Commentaire
Il est possible
pour des unions de sociétés coopératives de se regrouper. Elles forment alors
ce qu’on appelle une fédération. L’article 141 de l’AUSCOOP dispose à cet effet,
qu’au moins deux unions, même si elles ont des objectifs différents, peuvent
constituer entre elles une fédération de sociétés coopératives pour la gestion
de leurs intérêts. La différence avec l’union est donc très vite perceptible au
niveau des objectifs car l’union impose pour se constituer, que les sociétés
coopératives aient le ou les mêmes objets. De même, une fédération peut
accepter comme affiliées des sociétés coopératives se trouvant dans
l’impossibilité de former ou d’adhérer à une union.
Tout comme dans le
cadre de l’union, la fédération des sociétés coopératives est constituée par
l’adoption de ses statuts par l’assemblée générale constitutive réunissant au
moins trois délégués dûment mandatés par chacune des unions et sociétés
coopératives membres fondatrices.
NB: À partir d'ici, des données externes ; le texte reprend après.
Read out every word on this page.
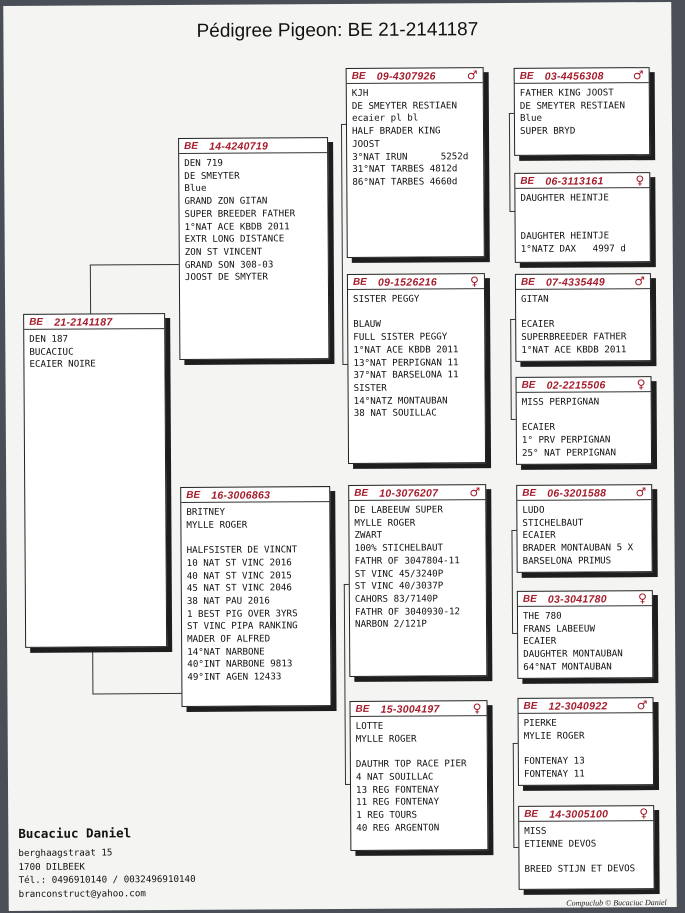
Pédigree Pigeon: BE 21-2141187
BE 21-2141187
DEN 187
BUCACIUC
ECAIER NOIRE
BE 14-4240719
DEN 719
DE SMEYTER
Blue
GRAND ZON GITAN
SUPER BREEDER FATHER
1°NAT ACE KBDB 2011
EXTR LONG DISTANCE
ZON ST VINCENT
GRAND SON 308-03
JOOST DE SMYTER
BE 16-3006863
BRITNEY
MYLLE ROGER

HALFSISTER DE VINCNT
10 NAT ST VINC 2016
40 NAT ST VINC 2015
45 NAT ST VINC 2046
38 NAT PAU 2016
1 BEST PIG OVER 3YRS
ST VINC PIPA RANKING
MADER OF ALFRED
14°NAT NARBONE
40°INT NARBONE 9813
49°INT AGEN 12433
BE 09-4307926	♂
KJH
DE SMEYTER RESTIAEN
ecaier pl bl
HALF BRADER KING
JOOST
3°NAT IRUN      5252d
31°NAT TARBES 4812d
86°NAT TARBES 4660d
BE 09-1526216	♀
SISTER PEGGY

BLAUW
FULL SISTER PEGGY
1°NAT ACE KBDB 2011
13°NAT PERPIGNAN 11
37°NAT BARSELONA 11
SISTER
14°NATZ MONTAUBAN
38 NAT SOUILLAC
BE 10-3076207	♂
DE LABEEUW SUPER
MYLLE ROGER
ZWART
100% STICHELBAUT
FATHR OF 3047804-11
ST VINC 45/3240P
ST VINC 40/3037P
CAHORS 83/7140P
FATHR OF 3040930-12
NARBON 2/121P
BE 15-3004197	♀
LOTTE
MYLLE ROGER

DAUTHR TOP RACE PIER
4 NAT SOUILLAC
13 REG FONTENAY
11 REG FONTENAY
1 REG TOURS
40 REG ARGENTON
BE 03-4456308 ♂
FATHER KING JOOST
DE SMEYTER RESTIAEN
Blue
SUPER BRYD
BE 06-3113161	♀
DAUGHTER HEINTJE

DAUGHTER HEINTJE
1°NATZ DAX   4997 d
BE 07-4335449 ♂
GITAN

ECAIER
SUPERBREEDER FATHER
1°NAT ACE KBDB 2011
BE 02-2215506	♀
MISS PERPIGNAN

ECAIER
1° PRV PERPIGNAN
25° NAT PERPIGNAN
BE 06-3201588 ♂
LUDO
STICHELBAUT
ECAIER
BRADER MONTAUBAN 5 X
BARSELONA PRIMUS
BE 03-3041780	♀
THE 780
FRANS LABEEUW
ECAIER
DAUGHTER MONTAUBAN
64°NAT MONTAUBAN
BE 12-3040922 ♂
PIERKE
MYLIE ROGER

FONTENAY 13
FONTENAY 11
BE 14-3005100	♀
MISS
ETIENNE DEVOS

BREED STIJN ET DEVOS
Bucaciuc Daniel
berghaagstraat 15
1700 DILBEEK
Tél.: 0496910140 / 0032496910140
branconstruct@yahoo.com
Compuclub © Bucaciuc Daniel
Pareillement, les fédérations sont également
immatriculées au registre des sociétés coopératives (RSC) et acquièrent la
personnalité juridique dans les mêmes conditions.
La fédération a
pour missions :
·
de veiller à l’application des principes coopératifs au
sein des sociétés coopératives et unions qui leur sont affiliés ;
·
de fournir toute assistance nécessaire pour la
constitution, l’administration et la gestion des unions et sociétés
coopératives qui lui sont affiliées ;
·
de promouvoir et de développer le mouvement coopératif
ainsi que la coopération entre organisations à caractère coopératif ;
·
de protéger et de gérer les intérêts de leurs membres
auprès des organismes publics et privés ;
·
de fournir à ses affiliées tous services nécessaires, notamment
éducatifs, administratifs, professionnels, financiers et de formation continue
des coopérateurs, en vue de concourir à la réalisation de leurs objectifs ;
·
d’étudier, notamment à l’aide des statistiques, les
intérêts de ses affiliées et de leur donner toutes informations pouvant
améliorer leurs activités ;
·
d’offrir à ses affiliées ses bons offices en cas de
différends ;
·
d’assister ses affiliées, sous réserve des attributions
spécifiques aux organes de celles-ci, dans leurs missions de surveillance ;
·
d’agir en qualité d’organisme de contrôle des unions et
des coopératives affiliées ;
·
de déclencher, en lieu et place de ses affiliées,
l’alerte, ou, saisir l’assemblée générale des unions et sociétés coopératives
affiliées de toute anomalie constatée ;
·
de créer un fonds pour financer les audits ou contrôles
externes de ses affiliées, alimenté par cotisations annuelles de celles-ci au
prorata des parts souscrites.
Il est également
possible, pour la fédération d’exercer des activités économiques dans l’intérêts
de ses affiliés. Toutefois, l’exercice de ces activités est soumis au respect
du principe de subsidiarité par rapport à celle des unions et des sociétés
coopératives. La fédération définit entre autres, les règles administratives
aux unions et sociétés coopératives affiliées. Elle peut aussi prévoir comme
dans le cas de l’union, dans ses dispositions statutaires ou réglementaires la
possibilité d’un vote plural pour certains de ses membres et en déterminer les
critères.
La fédération peut
adhérer à des organisations régionales ou internationales.
En cas de retrait volontaire ou forcé, de liquidation de biens, de dissolution volontaire ou forcé d’une coopérative membre ou de retrait d’agrément de cette dernière, la fédération continue de plein droit entre les autres membres, sauf dispositions contraires.